Cómo se diseña bien esa transición
La clave no es solo "cuándo" pasar a un humano, sino "cómo". Una mala transición hace que el cliente tenga que repetir todo desde cero con la persona ("¿en qué te puedo ayudar?" después de que ya lo explicó dos veces). Una buena transición lleva todo el contexto de la conversación con el bot hacia la persona que la retoma — el asesor ve exactamente qué se habló, qué necesita el cliente, y puede continuar como si la conversación nunca se hubiera interrumpido.

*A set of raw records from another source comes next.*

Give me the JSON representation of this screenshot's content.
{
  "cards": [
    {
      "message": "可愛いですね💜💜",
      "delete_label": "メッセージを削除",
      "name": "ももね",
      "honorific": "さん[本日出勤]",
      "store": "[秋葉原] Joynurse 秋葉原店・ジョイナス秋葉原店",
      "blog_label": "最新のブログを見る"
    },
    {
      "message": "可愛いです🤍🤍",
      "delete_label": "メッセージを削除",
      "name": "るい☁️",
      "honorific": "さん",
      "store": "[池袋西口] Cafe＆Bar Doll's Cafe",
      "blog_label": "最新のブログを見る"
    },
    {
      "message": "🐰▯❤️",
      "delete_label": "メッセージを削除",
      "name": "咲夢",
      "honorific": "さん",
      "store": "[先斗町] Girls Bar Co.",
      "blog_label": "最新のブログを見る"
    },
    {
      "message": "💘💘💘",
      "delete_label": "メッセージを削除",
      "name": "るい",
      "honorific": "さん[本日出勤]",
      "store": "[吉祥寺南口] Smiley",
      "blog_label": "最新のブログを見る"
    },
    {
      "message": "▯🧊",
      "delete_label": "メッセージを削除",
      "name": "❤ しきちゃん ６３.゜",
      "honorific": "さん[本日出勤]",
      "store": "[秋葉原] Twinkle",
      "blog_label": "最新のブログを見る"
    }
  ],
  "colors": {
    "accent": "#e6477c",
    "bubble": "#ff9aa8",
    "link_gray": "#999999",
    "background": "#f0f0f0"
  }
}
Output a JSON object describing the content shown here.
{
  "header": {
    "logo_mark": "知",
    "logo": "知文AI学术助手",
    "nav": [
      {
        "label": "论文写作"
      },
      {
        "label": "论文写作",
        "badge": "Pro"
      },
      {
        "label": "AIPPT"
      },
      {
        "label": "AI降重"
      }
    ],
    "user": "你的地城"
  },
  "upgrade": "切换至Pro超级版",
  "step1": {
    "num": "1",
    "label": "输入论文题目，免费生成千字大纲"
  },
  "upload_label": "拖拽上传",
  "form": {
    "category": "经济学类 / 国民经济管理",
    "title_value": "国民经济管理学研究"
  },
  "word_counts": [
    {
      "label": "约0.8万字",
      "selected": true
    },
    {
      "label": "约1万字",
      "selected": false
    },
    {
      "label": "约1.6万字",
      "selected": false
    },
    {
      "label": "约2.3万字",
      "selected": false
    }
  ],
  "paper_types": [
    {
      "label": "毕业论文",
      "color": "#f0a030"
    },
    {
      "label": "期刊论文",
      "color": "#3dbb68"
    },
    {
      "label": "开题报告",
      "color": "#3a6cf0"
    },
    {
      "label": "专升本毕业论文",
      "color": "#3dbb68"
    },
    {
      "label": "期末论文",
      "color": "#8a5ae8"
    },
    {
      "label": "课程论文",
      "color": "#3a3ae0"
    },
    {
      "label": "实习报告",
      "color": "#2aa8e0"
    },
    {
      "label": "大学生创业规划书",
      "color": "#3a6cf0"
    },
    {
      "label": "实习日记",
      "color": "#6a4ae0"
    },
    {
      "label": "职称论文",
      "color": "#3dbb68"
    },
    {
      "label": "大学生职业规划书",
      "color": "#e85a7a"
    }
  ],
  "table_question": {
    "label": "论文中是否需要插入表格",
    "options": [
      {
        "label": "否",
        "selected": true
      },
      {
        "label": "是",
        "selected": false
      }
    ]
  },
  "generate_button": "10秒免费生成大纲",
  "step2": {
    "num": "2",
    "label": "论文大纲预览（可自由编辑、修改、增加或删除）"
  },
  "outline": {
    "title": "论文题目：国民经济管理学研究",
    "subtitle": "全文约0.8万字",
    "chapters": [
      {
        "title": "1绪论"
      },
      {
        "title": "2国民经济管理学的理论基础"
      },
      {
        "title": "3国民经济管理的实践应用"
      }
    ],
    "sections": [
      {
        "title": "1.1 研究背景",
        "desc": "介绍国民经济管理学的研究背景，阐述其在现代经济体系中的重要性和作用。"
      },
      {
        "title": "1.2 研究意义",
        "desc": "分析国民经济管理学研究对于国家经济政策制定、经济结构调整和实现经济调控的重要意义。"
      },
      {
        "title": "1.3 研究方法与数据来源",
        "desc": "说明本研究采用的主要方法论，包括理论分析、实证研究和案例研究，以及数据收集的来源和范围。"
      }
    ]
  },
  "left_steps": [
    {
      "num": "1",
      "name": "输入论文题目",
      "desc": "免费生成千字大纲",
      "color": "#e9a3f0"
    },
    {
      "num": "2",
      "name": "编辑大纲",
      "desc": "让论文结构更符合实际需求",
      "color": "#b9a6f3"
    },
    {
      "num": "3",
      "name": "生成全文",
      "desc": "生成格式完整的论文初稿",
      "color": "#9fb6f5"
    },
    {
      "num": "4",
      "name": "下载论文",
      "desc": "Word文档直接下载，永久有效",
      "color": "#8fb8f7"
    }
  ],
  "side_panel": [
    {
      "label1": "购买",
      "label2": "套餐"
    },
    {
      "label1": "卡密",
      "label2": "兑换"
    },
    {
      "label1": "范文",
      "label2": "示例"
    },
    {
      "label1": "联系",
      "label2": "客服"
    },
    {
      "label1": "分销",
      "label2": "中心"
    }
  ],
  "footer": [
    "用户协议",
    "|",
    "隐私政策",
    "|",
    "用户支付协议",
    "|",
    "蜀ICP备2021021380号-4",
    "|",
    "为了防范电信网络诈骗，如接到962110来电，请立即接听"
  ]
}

Un chatbot mal diseñado se nota rápido
Las señales de un bot que necesita ajustes: responde lo mismo sin importar la pregunta, entra en bucles ("no entendí, ¿podés reformular?" repetido varias veces), o no tiene ninguna forma de escalar a un humano hasta que el cliente, frustrado, escribe en mayúsculas. Cualquiera de estas señales significa que el flujo necesita revisión — no que "los chatbots no funcionan".
En resumen
Un buen chatbot de WhatsApp no reemplaza a tu equipo — filtra y prepara el terreno para que tu equipo dedique tiempo solo a las conversaciones que realmente lo necesitan. La pregunta correcta al diseñar uno no es "¿qué puede hacer la IA?" sino "¿qué parte de esta conversación agrega valor si la responde una persona, y cuál no?".